Tanguy Berthemet 16/06/2010
Premier producteur de brut en Afrique, le Nigéria est régulièrement touché par des fuites de pétrole. Pourtant, ces catastrophes n'ont pas eu le moindre écho.
C'était le 1er mai dernier. Un oléoduc hors d'âge se rompait. En une semaine quatre millions de litres de brut se répandaient, souillant des kilomètres carrés de marais. Mais le drame n'a pas eu le moindre écho. Au Nigeria, la chose est trop commune. Le delta du Niger, l'une des plus vastes zones humides du monde, est aussi la capitale des marées noires. Ici pas de catastrophe précise, juste un lent et permanent laisser-aller dans l'exploitation du brut.
Pour son malheur, le delta est en effet gorgé d'un pétrole d'une excellente qualité, qui a propulsé le Nigeria au rang de premier producteur africain et la région dans l'enfer.

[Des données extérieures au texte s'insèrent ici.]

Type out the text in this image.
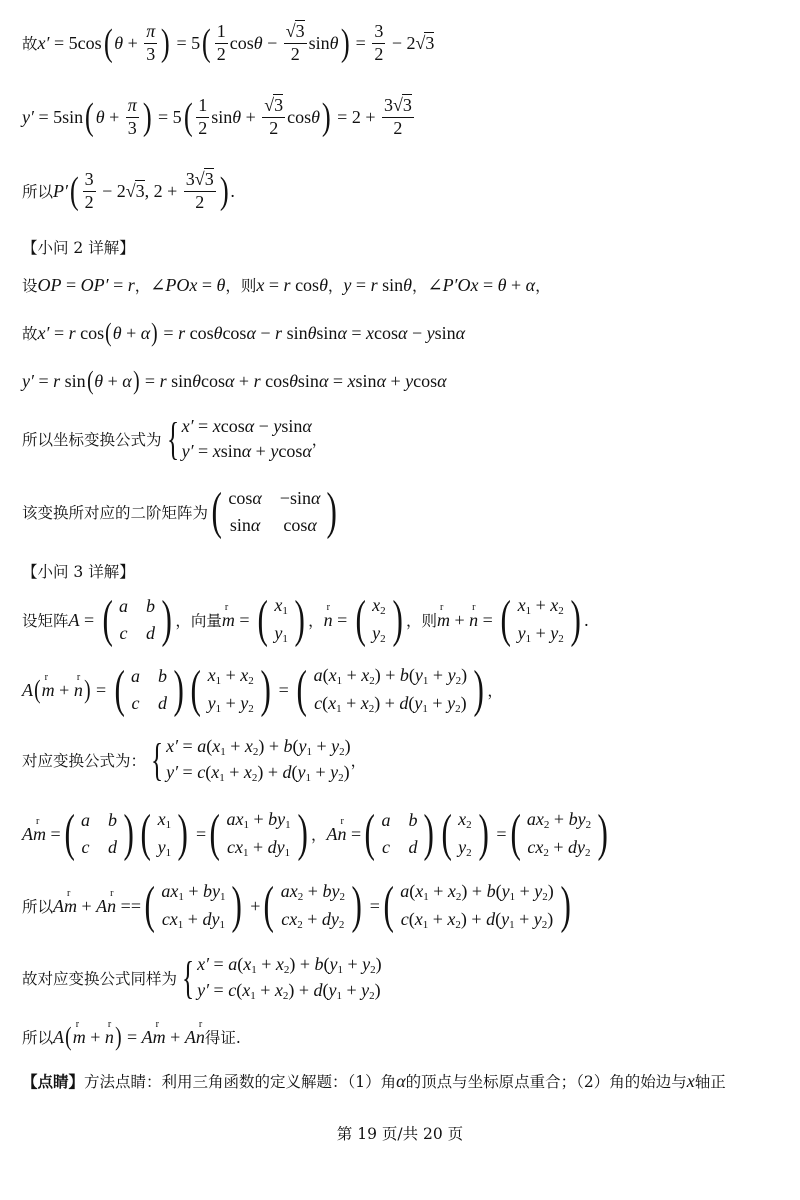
故 x′ = 5cos ( $\theta + \frac{\pi}{3}$ ) = 5 ( $\frac{1}{2}$ $\cos \theta - \frac{√3}{2}$ sin θ ) = $\frac{3}{2} - 2√$ 3
y′ = 5sin ( $\theta + \frac{\pi}{3}$ ) = 5 ( $\frac{1}{2}$ $\sin \theta + \frac{√3}{2}$ cos θ ) = $2 + \frac{3√3}{2}$
所以 P′ ( $\frac{3}{2} - 2√$ 3 , $2 + \frac{3√3}{2}$ ) .
【小问 2 详解】
设 OP = OP′ = r ， ∠ POx = θ ，则 x = r cos θ ， y = r sin θ ， ∠ P′Ox = θ + α ，
故 x′ = r cos ( θ + α ) = r cos θ cos α − r sin θ sin α = x cos α − y sin α
y′ = r sin ( θ + α ) = r sin θ cos α + r cos θ sin α = x sin α + y cos α
所以坐标变换公式为 { x′ = xcosα − ysinα
y′ = xsinα + ycosα
，
该变换所对应的二阶矩阵为 ( cosα −sinα
sinα cosα )
【小问 3 详解】
设矩阵 A = ( a b
c d ) ，向量 r m = ( $x_1$
$y_1$ ) ， r n = ( $x_2$
$y_2$ ) ，则 r m + r n = ( $x_1 + x_2$
$y_1 + y_2$ ) .
A ( r m + r n ) = ( a b
c d ) ( $x_1 + x_2$
$y_1 + y_2$ ) = ( $a(x_1 + x_2) + b(y_1 + y_2)$
$c(x_1 + x_2) + d(y_1 + y_2)$ ) ，
对应变换公式为： { $x' = a(x_1 + x_2) + b(y_1 + y_2)$
$y' = c(x_1 + x_2) + d(y_1 + y_2)$
，
A r m = ( a b
c d ) ( $x_1$
$y_1$ ) = ( $ax_1 + by_1$
$cx_1 + dy_1$ ) ， A r n = ( a b
c d ) ( $x_2$
$y_2$ ) = ( $ax_2 + by_2$
$cx_2 + dy_2$ )
所以 A r m + A r n == ( $ax_1 + by_1$
$cx_1 + dy_1$ ) + ( $ax_2 + by_2$
$cx_2 + dy_2$ ) = ( $a(x_1 + x_2) + b(y_1 + y_2)$
$c(x_1 + x_2) + d(y_1 + y_2)$ )
故对应变换公式同样为 { $x' = a(x_1 + x_2) + b(y_1 + y_2)$
$y' = c(x_1 + x_2) + d(y_1 + y_2)$
所以 A ( r m + r n ) = A r m + A r n 得证.
【点睛】 方法点睛：利用三角函数的定义解题：（1）角 α 的顶点与坐标原点重合；（2）角的始边与 x 轴正
第 19 页/共 20 页
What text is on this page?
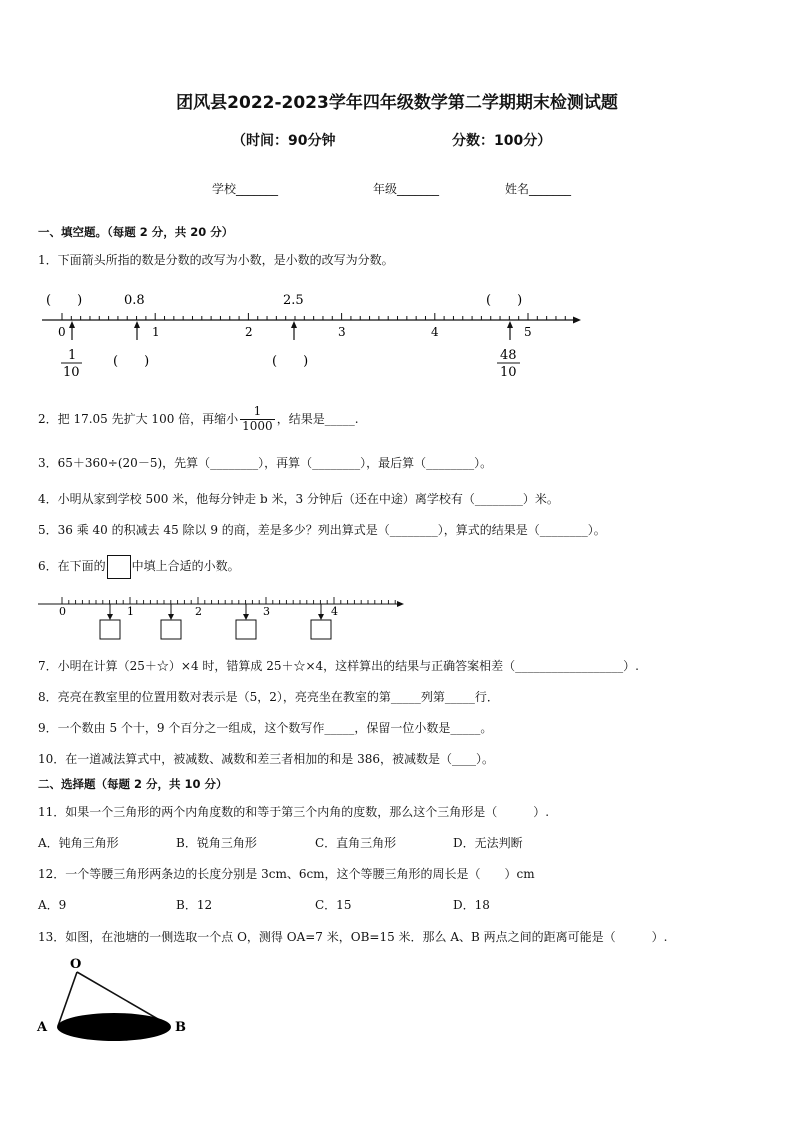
团风县2022-2023学年四年级数学第二学期期末检测试题
（时间：90分钟	分数：100分）
学校_______	年级_______	姓名_______
一、填空题。（每题 2 分，共 20 分）
1．下面箭头所指的数是分数的改写为小数，是小数的改写为分数。
(　　)	0.8	2.5	(　　)
0	1	2	3	4	5
1
10
(　　)	(　　)	48
10
2．把 17.05 先扩大 100 倍，再缩小 $\frac{1}{1000}$ ，结果是_____.
3．65＋360÷(20－5)，先算（________），再算（________），最后算（________）。
4．小明从家到学校 500 米，他每分钟走 b 米，3 分钟后（还在中途）离学校有（________）米。
5．36 乘 40 的积减去 45 除以 9 的商，差是多少？列出算式是（________），算式的结果是（________）。
6．在下面的 中填上合适的小数。
0	1	2	3	4
7．小明在计算（25＋☆）×4 时，错算成 25＋☆×4，这样算出的结果与正确答案相差（__________________）.
8．亮亮在教室里的位置用数对表示是（5，2），亮亮坐在教室的第_____列第_____行．
9．一个数由 5 个十，9 个百分之一组成，这个数写作_____，保留一位小数是_____。
10．在一道减法算式中，被减数、减数和差三者相加的和是 386，被减数是（____）。
二、选择题（每题 2 分，共 10 分）
11．如果一个三角形的两个内角度数的和等于第三个内角的度数，那么这个三角形是（　　　）.
A．钝角三角形	B．锐角三角形	C．直角三角形	D．无法判断
12．一个等腰三角形两条边的长度分别是 3cm、6cm，这个等腰三角形的周长是（　　）cm
A．9	B．12	C．15	D．18
13．如图，在池塘的一侧选取一个点 O，测得 OA=7 米，OB=15 米．那么 A、B 两点之间的距离可能是（　　　）.
O
A	B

Selon l'ONU, plus de 6 800 fuites entre 1976 et 2001 ont déversé environ 3 millions de tonnes de pétrole, ruinant l'écosystème et les 31 millions d'habitants de la région. «C'est l'équivalent d'un Exxon Valdez par an depuis cinquante ans», affirme Jacques Viers, président de la commission entreprises d'Amnesty International. L'an dernier, l'ONG a consacré un rapport virulent au désastre.

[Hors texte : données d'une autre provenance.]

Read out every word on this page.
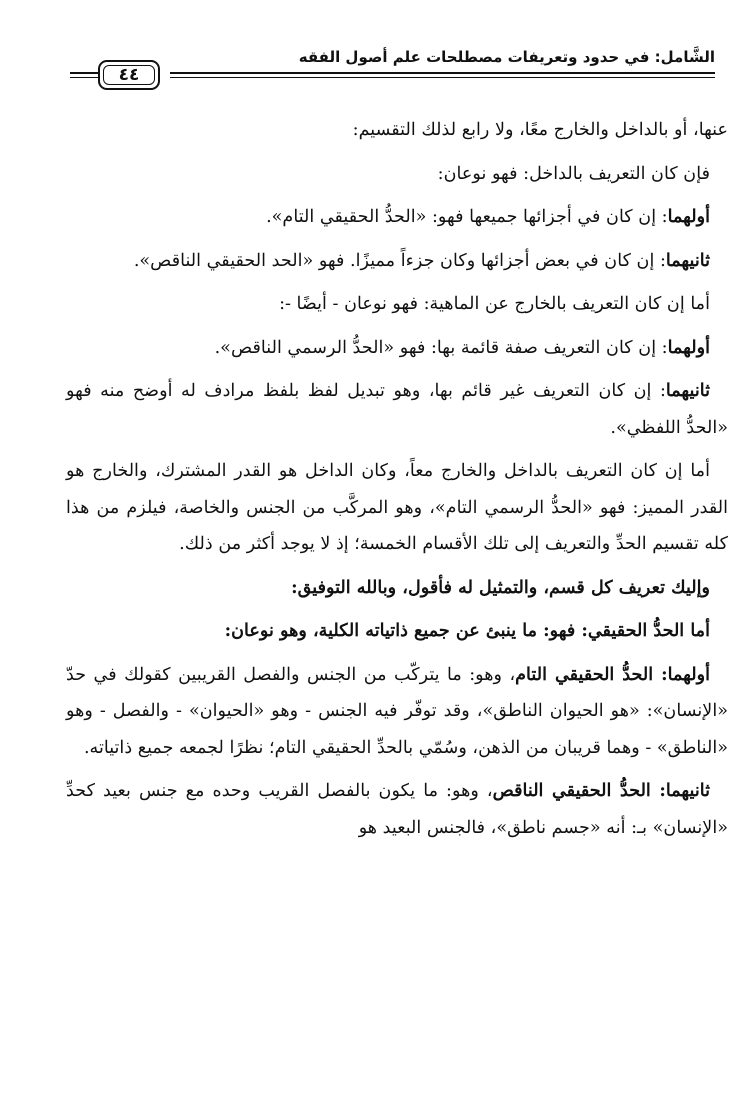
الشَّامل: في حدود وتعريفات مصطلحات علم أصول الفقه
٤٤

عنها، أو بالداخل والخارج معًا، ولا رابع لذلك التقسيم:

فإن كان التعريف بالداخل: فهو نوعان:

أولهما: إن كان في أجزائها جميعها فهو: «الحدُّ الحقيقي التام».

ثانيهما: إن كان في بعض أجزائها وكان جزءاً مميزًا. فهو «الحد الحقيقي الناقص».

أما إن كان التعريف بالخارج عن الماهية: فهو نوعان - أيضًا -:

أولهما: إن كان التعريف صفة قائمة بها: فهو «الحدُّ الرسمي الناقص».

ثانيهما: إن كان التعريف غير قائم بها، وهو تبديل لفظ بلفظ مرادف له أوضح منه فهو «الحدُّ اللفظي».

أما إن كان التعريف بالداخل والخارج معاً، وكان الداخل هو القدر المشترك، والخارج هو القدر المميز: فهو «الحدُّ الرسمي التام»، وهو المركَّب من الجنس والخاصة، فيلزم من هذا كله تقسيم الحدِّ والتعريف إلى تلك الأقسام الخمسة؛ إذ لا يوجد أكثر من ذلك.

وإليك تعريف كل قسم، والتمثيل له فأقول، وبالله التوفيق:

أما الحدُّ الحقيقي: فهو: ما ينبئ عن جميع ذاتياته الكلية، وهو نوعان:

أولهما: الحدُّ الحقيقي التام، وهو: ما يتركّب من الجنس والفصل القريبين كقولك في حدّ «الإنسان»: «هو الحيوان الناطق»، وقد توفّر فيه الجنس - وهو «الحيوان» - والفصل - وهو «الناطق» - وهما قريبان من الذهن، وسُمّي بالحدِّ الحقيقي التام؛ نظرًا لجمعه جميع ذاتياته.

ثانيهما: الحدُّ الحقيقي الناقص، وهو: ما يكون بالفصل القريب وحده مع جنس بعيد كحدِّ «الإنسان» بـ: أنه «جسم ناطق»، فالجنس البعيد هو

Les Nigérians du delta n'ont presque rien vu des 600 milliards de dollars qu'a rapporté le brut au cours du demi-siècle. Ils n'ont vu que la pollution qui les ronge. «Les habitants sont contraints de se laver, de boire et de cuisiner avec des eaux polluées. Ils mangent du poisson -s'ils ont la chance d'en trouver encore- contaminé par les hydrocarbures et d'autres toxines. Leurs terres agricoles sont détruites», détaille le document d'Amnesty.
La malédiction du pétrole
Comme d'autres avec elle, l'association met en cause l'industrie pétrolière et plus précisément le géant Shell. La plupart des sites touchés par les marées noires se situent dans les périmètres exploités par Shell Petroleum Development Company (SPDV), un consortium dirigé par la multinationale. Le manque d'entretien des installations serait à l'origine de ces multiples fuites.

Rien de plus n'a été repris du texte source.